Le verdict de la Cour constitutionnelle est tombé ! Ce sera Zinsou contre Talon. Le dimanche 20 mars. Mais qui est le plus Béninois des deux ?
La première partie de la campagne présidentielle s’est déroulée dans un esprit de nationalisme exacerbé. Lionel Zinsou y a été la cible de toutes les attaques, lui le « Yovo », homme blanc en Fon, la langue la plus parlée au Bénin. Alors qu’il aurait pu être la fierté des Béninois, au vu de son parcours et de sa réputation internationale, une campagne le présentant comme « candidat de l’étranger » a quelque peu terni son image. Pourtant à y regarder de près il n’est pas le plus Français du trio de tête.

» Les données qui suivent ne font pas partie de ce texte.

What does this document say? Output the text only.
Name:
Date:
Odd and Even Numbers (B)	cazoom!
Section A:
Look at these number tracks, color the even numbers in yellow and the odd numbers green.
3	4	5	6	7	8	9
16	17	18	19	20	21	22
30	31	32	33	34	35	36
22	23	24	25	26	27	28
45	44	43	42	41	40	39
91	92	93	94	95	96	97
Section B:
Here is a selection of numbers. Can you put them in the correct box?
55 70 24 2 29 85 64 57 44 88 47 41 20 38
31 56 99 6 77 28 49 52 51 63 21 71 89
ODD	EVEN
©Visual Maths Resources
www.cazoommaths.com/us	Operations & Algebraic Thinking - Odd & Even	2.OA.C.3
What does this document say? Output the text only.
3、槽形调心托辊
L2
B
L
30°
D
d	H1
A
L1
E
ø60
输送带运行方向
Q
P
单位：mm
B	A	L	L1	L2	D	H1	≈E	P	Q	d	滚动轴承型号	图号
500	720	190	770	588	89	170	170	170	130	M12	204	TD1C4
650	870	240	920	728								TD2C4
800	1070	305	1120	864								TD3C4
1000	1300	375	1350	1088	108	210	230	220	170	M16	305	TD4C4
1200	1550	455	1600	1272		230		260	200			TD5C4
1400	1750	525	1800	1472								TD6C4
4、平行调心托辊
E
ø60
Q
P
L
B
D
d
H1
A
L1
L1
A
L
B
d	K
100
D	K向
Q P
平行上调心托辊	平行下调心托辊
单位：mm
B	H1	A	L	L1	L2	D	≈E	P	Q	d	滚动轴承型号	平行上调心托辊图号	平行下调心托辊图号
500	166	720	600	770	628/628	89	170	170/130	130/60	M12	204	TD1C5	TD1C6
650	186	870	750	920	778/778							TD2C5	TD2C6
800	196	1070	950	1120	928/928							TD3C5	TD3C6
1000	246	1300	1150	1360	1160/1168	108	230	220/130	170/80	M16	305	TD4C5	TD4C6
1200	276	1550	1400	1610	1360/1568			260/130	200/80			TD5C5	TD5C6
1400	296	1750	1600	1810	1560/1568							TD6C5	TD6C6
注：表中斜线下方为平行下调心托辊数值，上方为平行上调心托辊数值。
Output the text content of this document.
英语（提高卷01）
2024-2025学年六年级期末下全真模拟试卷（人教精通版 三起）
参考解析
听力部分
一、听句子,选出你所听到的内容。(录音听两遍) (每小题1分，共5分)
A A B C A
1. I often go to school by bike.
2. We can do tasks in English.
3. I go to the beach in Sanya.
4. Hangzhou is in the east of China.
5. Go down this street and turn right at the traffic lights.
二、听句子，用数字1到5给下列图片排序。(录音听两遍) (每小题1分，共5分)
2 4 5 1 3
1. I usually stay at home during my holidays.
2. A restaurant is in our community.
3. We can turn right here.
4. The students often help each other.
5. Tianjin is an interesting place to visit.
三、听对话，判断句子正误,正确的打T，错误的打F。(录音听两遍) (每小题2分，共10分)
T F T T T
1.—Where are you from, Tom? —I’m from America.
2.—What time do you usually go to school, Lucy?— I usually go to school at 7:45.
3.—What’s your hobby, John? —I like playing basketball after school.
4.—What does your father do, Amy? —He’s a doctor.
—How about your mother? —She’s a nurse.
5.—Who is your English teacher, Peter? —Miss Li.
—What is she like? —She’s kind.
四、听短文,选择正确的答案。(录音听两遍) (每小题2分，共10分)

Plus les jours passent et mieux le vrai visage des uns et des autres se dévoile. Arrivé, à la surprise générale, à la tête du gouvernement béninois, Lionel Zinsou a tout de suite dérangé le microcosme politique habitué à ses petits jeux. Tout le monde s’y connaissant, la menace récurrente est : « Attention à ce que tu vas dire, j’ai un dossier sur toi », ce qui dans l’absolu n’est pas faux. Chacun traîne des casseroles, et les négociations entre initiés tournent toujours autour des concessions que les uns accordent aux autres. Ce n’est pas nouveau. Le jeu politique est partout ainsi sauf qu’en Afrique, et plus particulièrement au Bénin, les enjeux se résument aux biens mal acquis. Manière élégante de parler du système bien huilé de vol organisé au plus haut niveau de l’État.
Venu de nulle part, inconnu au bataillon, Lionel Zinsou est, dès son arrivée, perçu comme un empêcheur de tourner en rond. Mais que vient faire un garçon aussi intelligent dans ce panier de crabes ? La question fait le tour des milieux d’affaires et politiques. Les réponses restant évasives, il y aurait donc anguille sous roche. Surtout que ce haut cadre n’offre aucune prise à ses adversaires en matière de « dossier ». Nulle intrigue politique ni conflit d’intérêts au Bénin à lui reprocher. Il reste alors, à ceux qui veulent absolument lui trouver un défaut, ses attaches françaises liées à celui qui l’a mis à la tête du gouvernement, le président Boni Yayi : il serait aux ordres. François Hollande, le président français, aurait en main les rênes. Et voilà le « Yovo » dans toute sa splendeur qui se préparerait à brader les richesses béninoises. La France avancerait son pion pour une nouvelle colonisation. Ces arguments semblent grotesques, mais titillent la fibre patriotique. On veut être maître chez soi.
À qui mieux mieux
Aussi, le candidat Lionel Zinsou, à chaque sortie, sacrifie à un rituel préalable : il affirme et affiche son attachement et son appartenance à la nation béninoise. D’abord par ses tenues vestimentaires, l’emploi de quelques mots en Fon, puis l’évocation de son ascendance et son nom bien d’ici. En effet, son grand-père, Bodé Zinsou, a été un des tout premiers instituteurs du Dahomey devenu Bénin. Il a créé et dirigé un des premiers journaux du pays en 1924, Le Récardère de Béhanzin. Son père est un professeur de médecine bien connu en France, qui passe une paisible retraite à Cotonou. Et sa mère est française. Lionel Zinsou, métis de première génération, explique et démontre sa connaissance du terrain, son implication dans le développement de son pays par de multiples activités, dont une fondation pour la promotion de la culture que dirige sa fille.
Qui est Talon ?
Sans trop en faire, le futé « Yovo » regarde ses concurrents dans la course à la présidence, dont les pensées sont si fortes qu’elles s’entendent. Si l’on voulait vraiment jouer au jeu de « qui est vraiment Béninois », on aurait quelques surprises. Patrice Talon, candidat au second tour de la présidentielle, porte un patronyme bien français. Il est métis quarteron. Au moment de sa brouille avec son ancien ami et président Boni Yayi, il n’a d’ailleurs pas hésité à user de sa double nationalité. Il s’est réfugié chez lui en France pour échapper aux autorités béninoises bien décidées, en ce temps, à le jeter en prison.
Quant à Sébastien Ajavon, dont on attend la réaction à son éviction du deuxième tour, rien à voir avec un « sang mêlé », mais lui aussi est intimement lié à la France. Il y dispose d’intérêts financiers vitaux. Roi du poulet surgelé au Bénin et dans quelques pays africains, il n’en est pas moins entrepreneur en France où il détient une grande part de la filière volaille : poulets et ailerons de dindes.
Après des discours enflammés aux relents xénophobes, l’opinion revient à des valeurs simples où compétences et expérience reprennent le pas sur les petites insultes racistes. Aujourd’hui les Béninois attendent qui veut servir et non se servir.